Apple Software Update 2.2 Addresses Security Vulnerability

ITS Advisory Number: 
2016-053
Date(s) Issued: 
Friday, March 11, 2016
Subject: 
Apple Software Update 2.2 Addresses Security Vulnerability
Overview: 

Apple has released a security update for Windows 7 and later to address a vulnerability in Apple Software Update. Exploitation of this vulnerability may allow a remote attacker to take control of an affected system.

Systems Affected: 
  • Windows 7 and later

RISK
GOVERNMENT
Large and medium government entities: 
High
Small government entities: 
High
BUSINESS
Large and medium business entities: 
High
Small business entities: 
High
Home Users: 
High
Description: 

Apple has released a security update for Windows 7 and later to address a vulnerability in Apple Software Update. Exploitation of this vulnerability may allow a remote attacker to take control of an affected system. Depending on the privileges associated with the user, an attacker in a privileged network position may be able to control the contents of the updates window. Details of this vulnerability is as follows:

  • The contents of the updates window were retrieved from the network using an unprotected HTTP connection [CVE-2016-1731]

Actions: 
  • After appropriate testing apply applicable updates provided by Apple to vulnerable systems.

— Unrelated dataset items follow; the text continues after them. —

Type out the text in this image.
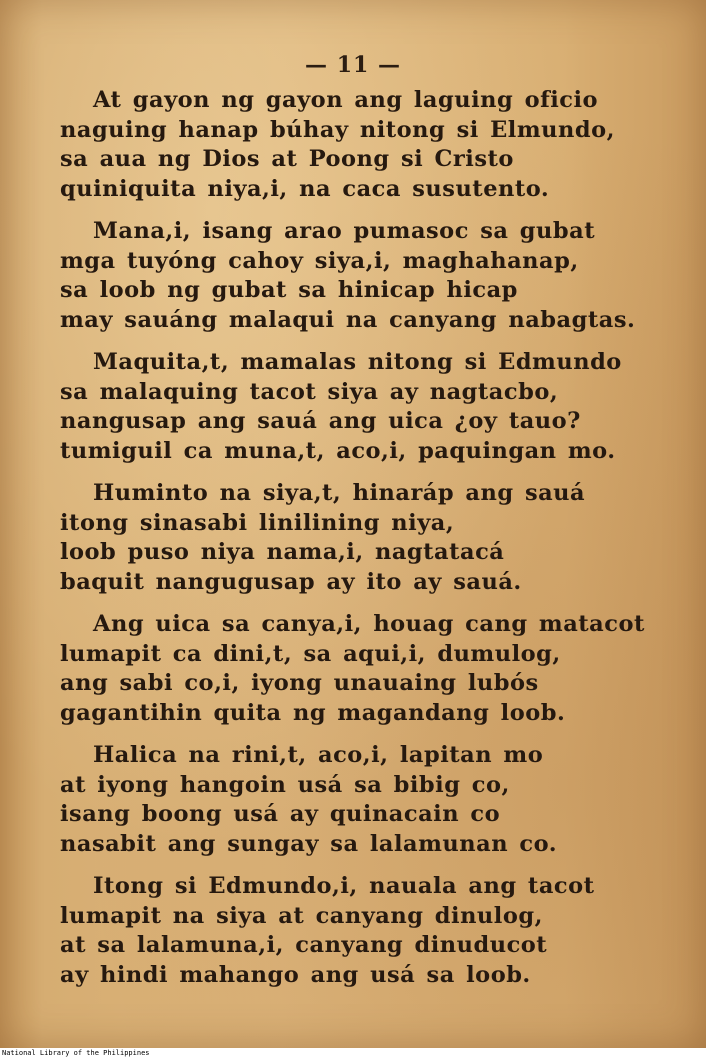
— 11 —
At gayon ng gayon ang laguing oficio
naguing hanap búhay nitong si Elmundo,
sa aua ng Dios at Poong si Cristo
quiniquita niya,i, na caca susutento.
Mana,i, isang arao pumasoc sa gubat
mga tuyóng cahoy siya,i, maghahanap,
sa loob ng gubat sa hinicap hicap
may sauáng malaqui na canyang nabagtas.
Maquita,t, mamalas nitong si Edmundo
sa malaquing tacot siya ay nagtacbo,
nangusap ang sauá ang uica ¿oy tauo?
tumiguil ca muna,t, aco,i, paquingan mo.
Huminto na siya,t, hinaráp ang sauá
itong sinasabi linilining niya,
loob puso niya nama,i, nagtatacá
baquit nangugusap ay ito ay sauá.
Ang uica sa canya,i, houag cang matacot
lumapit ca dini,t, sa aqui,i, dumulog,
ang sabi co,i, iyong unauaing lubós
gagantihin quita ng magandang loob.
Halica na rini,t, aco,i, lapitan mo
at iyong hangoin usá sa bibig co,
isang boong usá ay quinacain co
nasabit ang sungay sa lalamunan co.
Itong si Edmundo,i, nauala ang tacot
lumapit na siya at canyang dinulog,
at sa lalamuna,i, canyang dinuducot
ay hindi mahango ang usá sa loob.
National Library of the Philippines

  • Run all software as a non-privileged user (one without administrative privileges) to diminish the effects of a successful attack.

  • Remind users not to visit un-trusted websites or follow links provided by unknown or un-trusted sources.

  • Inform and educate users regarding the threats posed by hypertext links contained in emails or attachments especially from un-trusted sources.